Phil Hughes

Clarke leads, but Aussie batsmen follow

Leading from the front has been Michael Clarke's trademark since taking over as captain, but if tour match form is anything to go by, the superstar batsman won't be a lone force for Australia this Ashes series.

Clarke's superb century against Worcestershire on Thursday sent an emphatic message to England that he's over his back injury and ready to rumble.

On too many occasions in recent years, Clarke's brilliance has counted for little, with the rest of the line-up folding.

But from the warm-up matches in Somerset and Worcestershire, key men Shane Watson (90, 109) and Phil Hughes have looked excellent and every other recognised batsman has at least scored a 50.

The Australians need nine wickets to win the match on the final day in Worcester, with the home side requiring 393.

Hughes says the penny has dropped for Australia's under-pressure batsmen that Clarke can't win the Ashes back on his own.

"We've all got to stand up if we want to bring the Ashes back to Australia," Hughes said after himself hammering 86 from 84 on day three at New Road.

"It's not going to be one or two players. It's all of us together in this series. We've spoken about that."
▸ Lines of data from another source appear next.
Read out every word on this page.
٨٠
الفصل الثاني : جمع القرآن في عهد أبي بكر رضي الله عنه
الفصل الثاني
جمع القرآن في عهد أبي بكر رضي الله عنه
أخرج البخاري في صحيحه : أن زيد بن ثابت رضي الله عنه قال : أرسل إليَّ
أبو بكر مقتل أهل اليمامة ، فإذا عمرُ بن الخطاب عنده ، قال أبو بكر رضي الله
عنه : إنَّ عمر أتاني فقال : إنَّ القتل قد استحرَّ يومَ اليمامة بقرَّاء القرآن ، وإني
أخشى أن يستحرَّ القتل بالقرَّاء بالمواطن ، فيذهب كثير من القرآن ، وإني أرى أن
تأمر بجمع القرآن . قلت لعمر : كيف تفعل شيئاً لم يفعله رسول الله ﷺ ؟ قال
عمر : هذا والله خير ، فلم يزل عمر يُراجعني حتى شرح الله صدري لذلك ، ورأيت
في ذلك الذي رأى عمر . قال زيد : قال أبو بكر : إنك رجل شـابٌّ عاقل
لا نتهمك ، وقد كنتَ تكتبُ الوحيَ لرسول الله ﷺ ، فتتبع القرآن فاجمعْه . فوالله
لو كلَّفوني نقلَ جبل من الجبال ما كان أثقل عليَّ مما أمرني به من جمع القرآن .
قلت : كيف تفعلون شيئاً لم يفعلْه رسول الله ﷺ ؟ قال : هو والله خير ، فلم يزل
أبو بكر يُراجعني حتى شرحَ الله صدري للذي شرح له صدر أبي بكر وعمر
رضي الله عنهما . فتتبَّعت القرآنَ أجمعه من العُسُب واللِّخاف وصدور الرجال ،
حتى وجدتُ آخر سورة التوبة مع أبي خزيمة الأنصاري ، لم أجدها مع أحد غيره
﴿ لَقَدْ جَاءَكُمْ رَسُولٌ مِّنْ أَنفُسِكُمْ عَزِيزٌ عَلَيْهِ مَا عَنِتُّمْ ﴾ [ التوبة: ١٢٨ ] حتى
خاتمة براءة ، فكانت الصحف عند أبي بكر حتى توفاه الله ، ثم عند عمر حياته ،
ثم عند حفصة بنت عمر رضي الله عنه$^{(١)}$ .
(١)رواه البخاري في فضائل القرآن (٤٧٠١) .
Clarke, who looks to be settling in to a new home at No.4, blitzed 124 from 98 balls and was so convincing it's hard to believe he's only two matches back from a three month layoff.

Darren Lehmann's appointment as coach has put a spanner in the works for an England side who may have already been popping the champagne.
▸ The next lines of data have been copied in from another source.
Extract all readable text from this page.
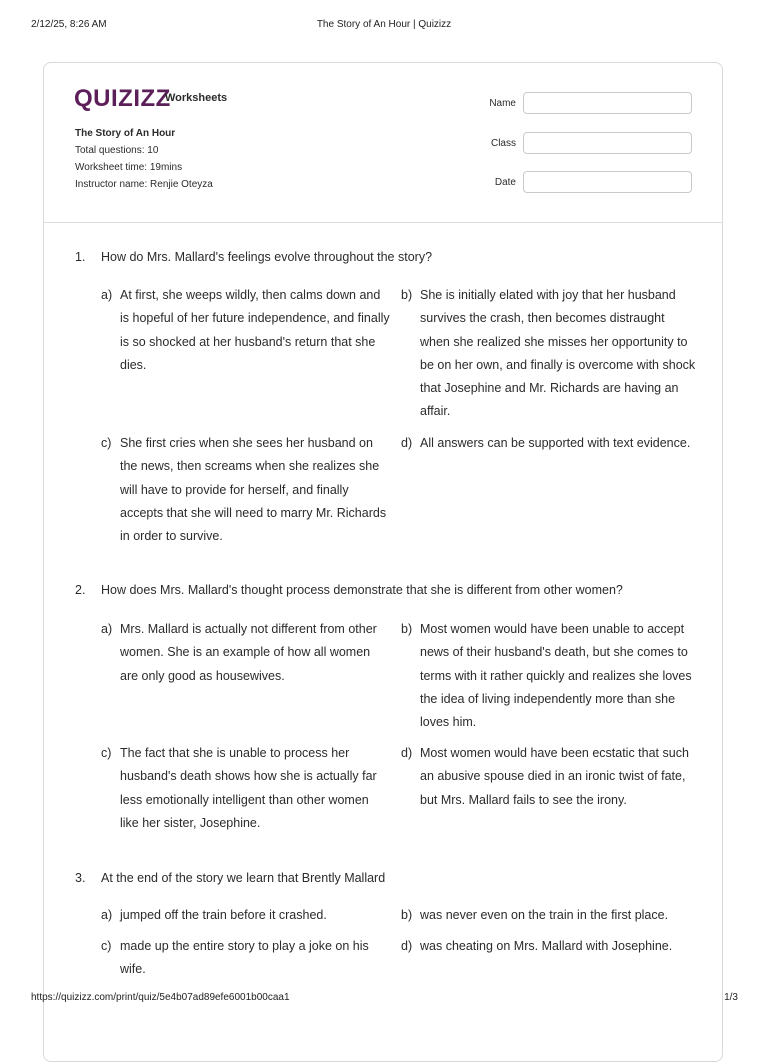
2/12/25, 8:26 AM	The Story of An Hour | Quizizz
QUIZIZZ
Worksheets
The Story of An Hour
Total questions: 10
Worksheet time: 19mins
Instructor name: Renjie Oteyza
Name
Class
Date
1. How do Mrs. Mallard's feelings evolve throughout the story?
a) At first, she weeps wildly, then calms down and is hopeful of her future independence, and finally is so shocked at her husband's return that she dies.
b) She is initially elated with joy that her husband survives the crash, then becomes distraught when she realized she misses her opportunity to be on her own, and finally is overcome with shock that Josephine and Mr. Richards are having an affair.
c) She first cries when she sees her husband on the news, then screams when she realizes she will have to provide for herself, and finally accepts that she will need to marry Mr. Richards in order to survive.
d) All answers can be supported with text evidence.
2. How does Mrs. Mallard's thought process demonstrate that she is different from other women?
a) Mrs. Mallard is actually not different from other women. She is an example of how all women are only good as housewives.
b) Most women would have been unable to accept news of their husband's death, but she comes to terms with it rather quickly and realizes she loves the idea of living independently more than she loves him.
c) The fact that she is unable to process her husband's death shows how she is actually far less emotionally intelligent than other women like her sister, Josephine.
d) Most women would have been ecstatic that such an abusive spouse died in an ironic twist of fate, but Mrs. Mallard fails to see the irony.
3. At the end of the story we learn that Brently Mallard
a) jumped off the train before it crashed.	b) was never even on the train in the first place.
c) made up the entire story to play a joke on his wife.
d) was cheating on Mrs. Mallard with Josephine.
https://quizizz.com/print/quiz/5e4b07ad89efe6001b00caa1	1/3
The fearless 10-0 predictions from England greats certainly seem to have subsided.

But even more relevant than Lehmann's off-field presence is the sight of Clarke moving freely at the crease.

In his four innings back he has two half centuries and a ton, in which he crushed 16 fours and three sixes.
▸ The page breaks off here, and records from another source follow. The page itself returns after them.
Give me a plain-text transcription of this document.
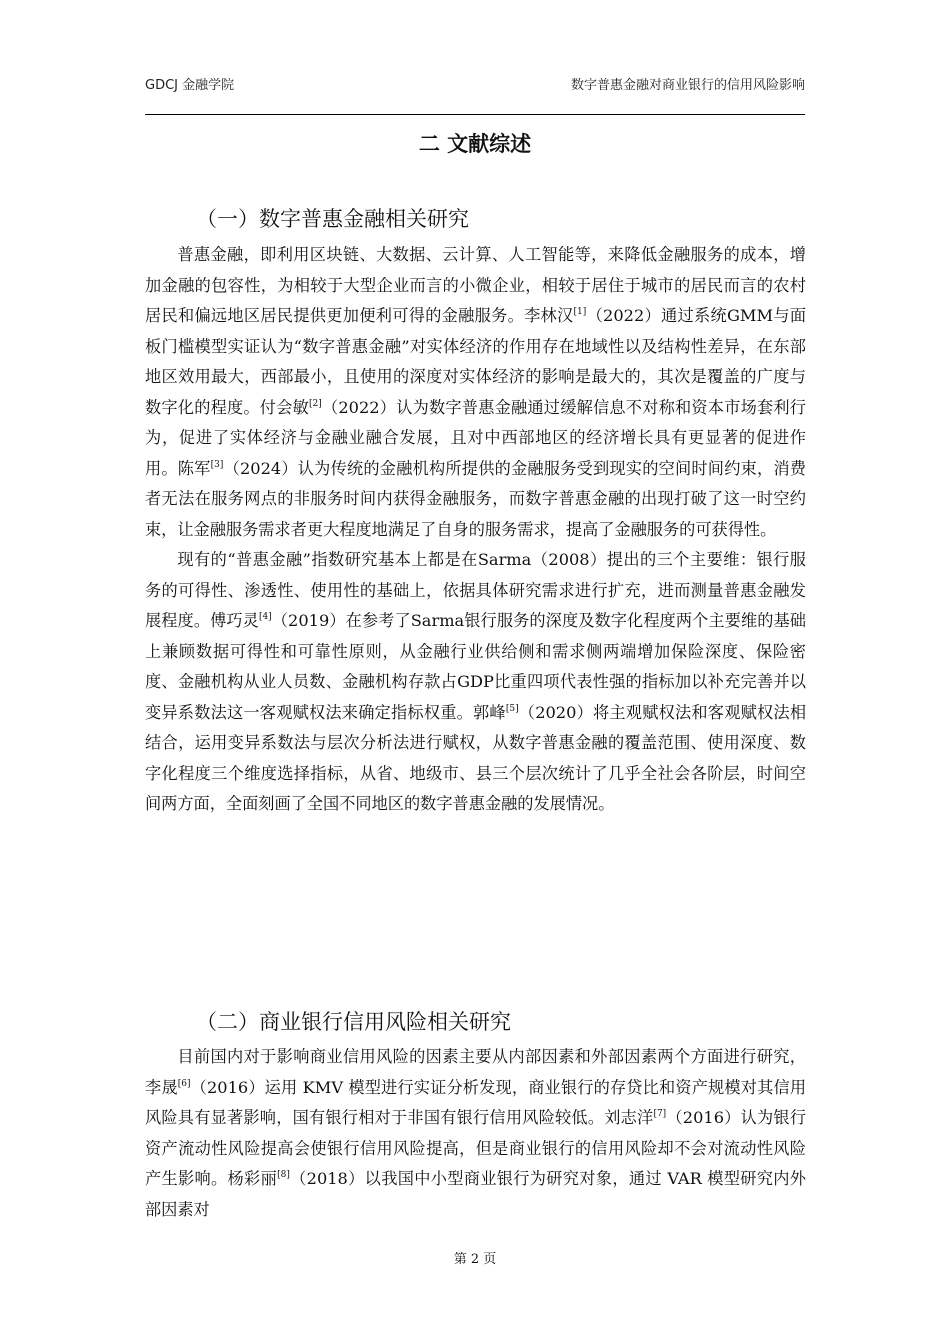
GDCJ 金融学院	数字普惠金融对商业银行的信用风险影响
二 文献综述
（一）数字普惠金融相关研究

普惠金融，即利用区块链、大数据、云计算、人工智能等，来降低金融服务的成本，增加金融的包容性，为相较于大型企业而言的小微企业，相较于居住于城市的居民而言的农村居民和偏远地区居民提供更加便利可得的金融服务。李林汉[1]（2022）通过系统GMM与面板门槛模型实证认为“数字普惠金融”对实体经济的作用存在地域性以及结构性差异，在东部地区效用最大，西部最小，且使用的深度对实体经济的影响是最大的，其次是覆盖的广度与数字化的程度。付会敏[2]（2022）认为数字普惠金融通过缓解信息不对称和资本市场套利行为，促进了实体经济与金融业融合发展，且对中西部地区的经济增长具有更显著的促进作用。陈军[3]（2024）认为传统的金融机构所提供的金融服务受到现实的空间时间约束，消费者无法在服务网点的非服务时间内获得金融服务，而数字普惠金融的出现打破了这一时空约束，让金融服务需求者更大程度地满足了自身的服务需求，提高了金融服务的可获得性。

现有的“普惠金融”指数研究基本上都是在Sarma（2008）提出的三个主要维：银行服务的可得性、渗透性、使用性的基础上，依据具体研究需求进行扩充，进而测量普惠金融发展程度。傅巧灵[4]（2019）在参考了Sarma银行服务的深度及数字化程度两个主要维的基础上兼顾数据可得性和可靠性原则，从金融行业供给侧和需求侧两端增加保险深度、保险密度、金融机构从业人员数、金融机构存款占GDP比重四项代表性强的指标加以补充完善并以变异系数法这一客观赋权法来确定指标权重。郭峰[5]（2020）将主观赋权法和客观赋权法相结合，运用变异系数法与层次分析法进行赋权，从数字普惠金融的覆盖范围、使用深度、数字化程度三个维度选择指标，从省、地级市、县三个层次统计了几乎全社会各阶层，时间空间两方面，全面刻画了全国不同地区的数字普惠金融的发展情况。

（二）商业银行信用风险相关研究

目前国内对于影响商业信用风险的因素主要从内部因素和外部因素两个方面进行研究，李晟[6]（2016）运用 KMV 模型进行实证分析发现，商业银行的存贷比和资产规模对其信用风险具有显著影响，国有银行相对于非国有银行信用风险较低。刘志洋[7]（2016）认为银行资产流动性风险提高会使银行信用风险提高，但是商业银行的信用风险却不会对流动性风险产生影响。杨彩丽[8]（2018）以我国中小型商业银行为研究对象，通过 VAR 模型研究内外部因素对

第 2 页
It was a crucial psychological blow for Clarke to remind England they're coming up against the premier batsman in world cricket.

"It's a real good statement. He'd been out of the game about three months and to play last week, play well, then today to go on with that three figures is outstanding," Hughes said.

"His back, he's not even complaining about it and that's a real pleasing thing."

Unsurprisingly Clarke is the only Australian to have felt what it's like to score a series victory over England, and is the most experienced Ashes campaigner from either line-up.

He's scored four Ashes centuries, with 1365 runs at 45.50.

Hughes on the other hand averages 17.11 against England with a highest score of 36.

The 24-year-old has now cemented his place in the order, most probably at No.5.

Hughes has acknowledged he needed to fire against Somerset and Worcestershire.

"I knew before Somerset personally my form wasn't great and we all know we've got to get runs," he said.

"It's about performance, that's the bottom line. It's been nice to get runs behind me."

Ed Cowan is the frontrunner to bat No.3 in the first Test despite being dropped on nought and failing yet again to go on with a big score in the second innings, out for 34.